Рене пролистывает анкету Ольви. В ней нет ничего, что могло бы заинтересовать Семерку.

Когда очередь доходит до Ника, я все отчаяннее борюсь с желанием разбить планшет. Это наша тайна, и ни один Утешитель не имеет права к ней прикасаться.

Миг.

Еще миг.

Появляются фото и имя – Матвей Норман.

Я мысленно отбиваю чечетку.

– Так, – говорит Рене, – молодым людям придется пройти в гостевые комнаты. Вы побудете у нас, пока не завершится расследование. А вам, Шейра, я выделю палату здесь, среди Последних.
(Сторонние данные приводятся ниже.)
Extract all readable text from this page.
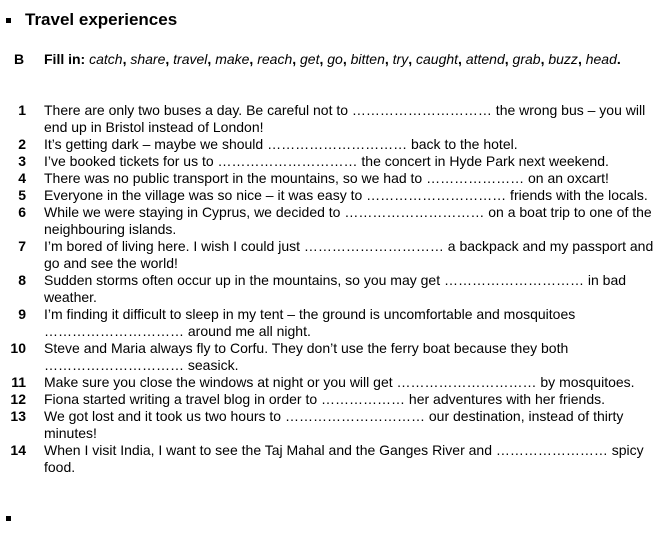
Travel experiences
B Fill in: catch, share, travel, make, reach, get, go, bitten, try, caught, attend, grab, buzz, head.
1 There are only two buses a day. Be careful not to ………………………… the wrong bus – you will end up in Bristol instead of London!
2 It’s getting dark – maybe we should ………………………… back to the hotel.
3 I’ve booked tickets for us to ………………………… the concert in Hyde Park next weekend.
4 There was no public transport in the mountains, so we had to ………………… on an oxcart!
5 Everyone in the village was so nice – it was easy to ………………………… friends with the locals.
6 While we were staying in Cyprus, we decided to ………………………… on a boat trip to one of the neighbouring islands.
7 I’m bored of living here. I wish I could just ………………………… a backpack and my passport and go and see the world!
8 Sudden storms often occur up in the mountains, so you may get ………………………… in bad weather.
9 I’m finding it difficult to sleep in my tent – the ground is uncomfortable and mosquitoes ………………………… around me all night.
10 Steve and Maria always fly to Corfu. They don’t use the ferry boat because they both ………………………… seasick.
11 Make sure you close the windows at night or you will get ………………………… by mosquitoes.
12 Fiona started writing a travel blog in order to ……………… her adventures with her friends.
13 We got lost and it took us two hours to ………………………… our destination, instead of thirty minutes!
14 When I visit India, I want to see the Taj Mahal and the Ganges River and …………………… spicy food.
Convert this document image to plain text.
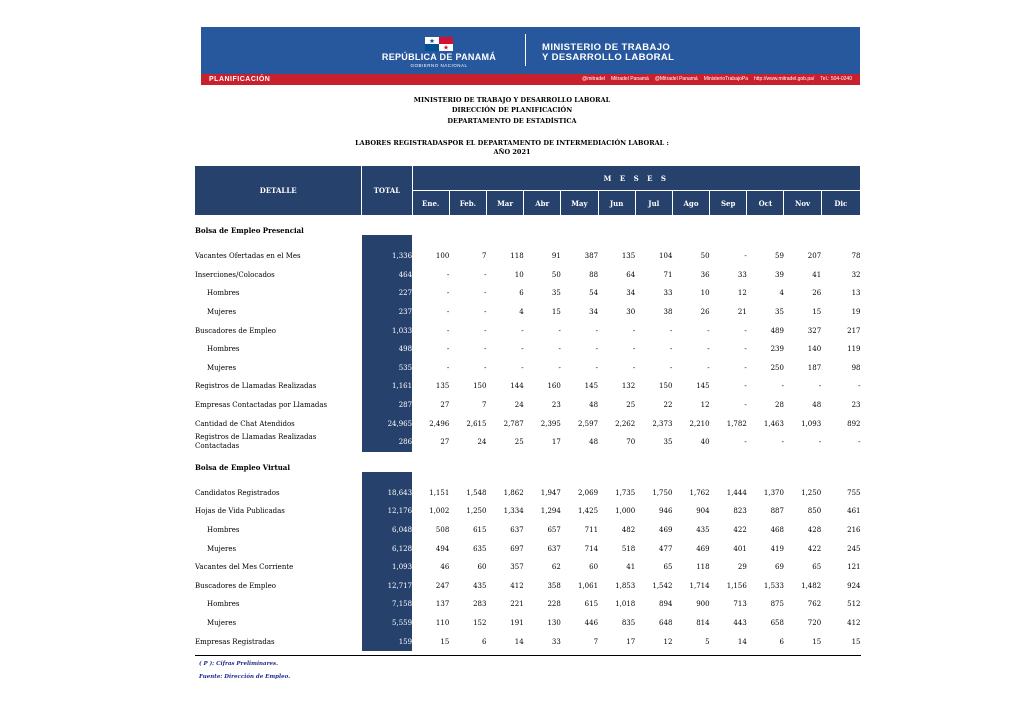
REPÚBLICA DE PANAMÁ
GOBIERNO NACIONAL
MINISTERIO DE TRABAJO
Y DESARROLLO LABORAL
PLANIFICACIÓN	@mitradel Mitradel Panamá @Mitradel Panamá MinisterioTrabajoPa http://www.mitradel.gob.pa/ Tel.: 504-0240
MINISTERIO DE TRABAJO Y DESARROLLO LABORAL
DIRECCIÓN DE PLANIFICACIÓN
DEPARTAMENTO DE ESTADÍSTICA
LABORES REGISTRADASPOR EL DEPARTAMENTO DE INTERMEDIACIÓN LABORAL :
AÑO 2021
DETALLE	TOTAL	M E S E S											
		Ene.	Feb.	Mar	Abr	May	Jun	Jul	Ago	Sep	Oct	Nov	Dic
Bolsa de Empleo Presencial													

Vacantes Ofertadas en el Mes	1,336	100	7	118	91	387	135	104	50	-	59	207	78
Inserciones/Colocados	464	-	-	10	50	88	64	71	36	33	39	41	32
Hombres	227	-	-	6	35	54	34	33	10	12	4	26	13
Mujeres	237	-	-	4	15	34	30	38	26	21	35	15	19
Buscadores de Empleo	1,033	-	-	-	-	-	-	-	-	-	489	327	217
Hombres	498	-	-	-	-	-	-	-	-	-	239	140	119
Mujeres	535	-	-	-	-	-	-	-	-	-	250	187	98
Registros de Llamadas Realizadas	1,161	135	150	144	160	145	132	150	145	-	-	-	-
Empresas Contactadas por Llamadas	287	27	7	24	23	48	25	22	12	-	28	48	23
Cantidad de Chat Atendidos	24,965	2,496	2,615	2,787	2,395	2,597	2,262	2,373	2,210	1,782	1,463	1,093	892
Registros de Llamadas Realizadas Contactadas	286	27	24	25	17	48	70	35	40	-	-	-	-
Bolsa de Empleo Virtual													

Candidatos Registrados	18,643	1,151	1,548	1,862	1,947	2,069	1,735	1,750	1,762	1,444	1,370	1,250	755
Hojas de Vida Publicadas	12,176	1,002	1,250	1,334	1,294	1,425	1,000	946	904	823	887	850	461
Hombres	6,048	508	615	637	657	711	482	469	435	422	468	428	216
Mujeres	6,128	494	635	697	637	714	518	477	469	401	419	422	245
Vacantes del Mes Corriente	1,093	46	60	357	62	60	41	65	118	29	69	65	121
Buscadores de Empleo	12,717	247	435	412	358	1,061	1,853	1,542	1,714	1,156	1,533	1,482	924
Hombres	7,158	137	283	221	228	615	1,018	894	900	713	875	762	512
Mujeres	5,559	110	152	191	130	446	835	648	814	443	658	720	412
Empresas Registradas	159	15	6	14	33	7	17	12	5	14	6	15	15
( P ): Cifras Preliminares.
Fuente: Dirección de Empleo.
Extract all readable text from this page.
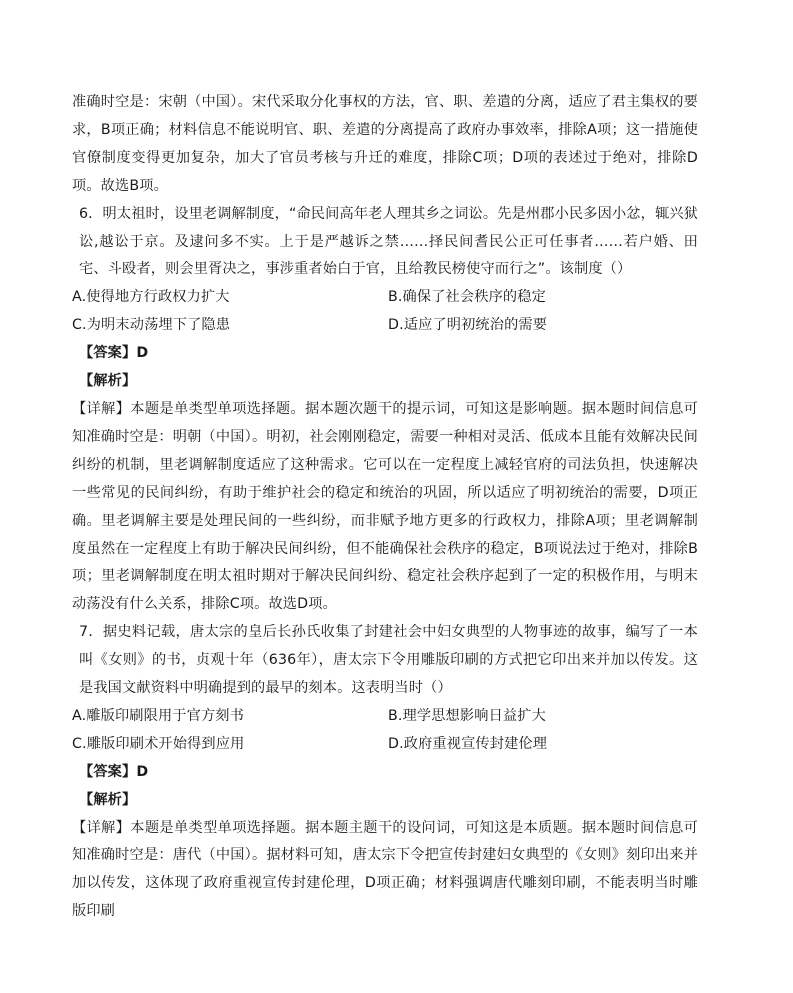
准确时空是：宋朝（中国）。宋代采取分化事权的方法，官、职、差遣的分离，适应了君主集权的要求，B项正确；材料信息不能说明官、职、差遣的分离提高了政府办事效率，排除A项；这一措施使官僚制度变得更加复杂，加大了官员考核与升迁的难度，排除C项；D项的表述过于绝对，排除D项。故选B项。

6．明太祖时，设里老调解制度，“命民间高年老人理其乡之词讼。先是州郡小民多因小忿，辄兴狱讼,越讼于京。及逮问多不实。上于是严越诉之禁……择民间耆民公正可任事者……若户婚、田宅、斗殴者，则会里胥决之，事涉重者始白于官，且给教民榜使守而行之”。该制度（）

A.使得地方行政权力扩大	B.确保了社会秩序的稳定
C.为明末动荡埋下了隐患	D.适应了明初统治的需要

【答案】D

【解析】

【详解】本题是单类型单项选择题。据本题次题干的提示词，可知这是影响题。据本题时间信息可知准确时空是：明朝（中国）。明初，社会刚刚稳定，需要一种相对灵活、低成本且能有效解决民间纠纷的机制，里老调解制度适应了这种需求。它可以在一定程度上减轻官府的司法负担，快速解决一些常见的民间纠纷，有助于维护社会的稳定和统治的巩固，所以适应了明初统治的需要，D项正确。里老调解主要是处理民间的一些纠纷，而非赋予地方更多的行政权力，排除A项；里老调解制度虽然在一定程度上有助于解决民间纠纷，但不能确保社会秩序的稳定，B项说法过于绝对，排除B项；里老调解制度在明太祖时期对于解决民间纠纷、稳定社会秩序起到了一定的积极作用，与明末动荡没有什么关系，排除C项。故选D项。

7．据史料记载，唐太宗的皇后长孙氏收集了封建社会中妇女典型的人物事迹的故事，编写了一本叫《女则》的书，贞观十年（636年），唐太宗下令用雕版印刷的方式把它印出来并加以传发。这是我国文献资料中明确提到的最早的刻本。这表明当时（）

A.雕版印刷限用于官方刻书	B.理学思想影响日益扩大
C.雕版印刷术开始得到应用	D.政府重视宣传封建伦理

【答案】D

【解析】

【详解】本题是单类型单项选择题。据本题主题干的设问词，可知这是本质题。据本题时间信息可知准确时空是：唐代（中国）。据材料可知，唐太宗下令把宣传封建妇女典型的《女则》刻印出来并加以传发，这体现了政府重视宣传封建伦理，D项正确；材料强调唐代雕刻印刷，不能表明当时雕版印刷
– Это и весь допрос? – удивляется Ольви.

– Я не подозреваю пациентов. Я их лечу, – передергивает плечами Рене. – На беседу вас вызовут завтра вечером.

Я провожаю друзей до лифта, после чего Утешительница отводит меня в палату. На маленьком диванчике спит девочка лет восьми. Еще одна кровать свободна.

Рене грустно улыбается, будто знает что-то страшное, неправильное и – без сомнения – связанное со мной.

– Доброй ночи, Шейра, – шепчет она. – Или, вернее, доброго утра. В тумбочке есть все необходимое.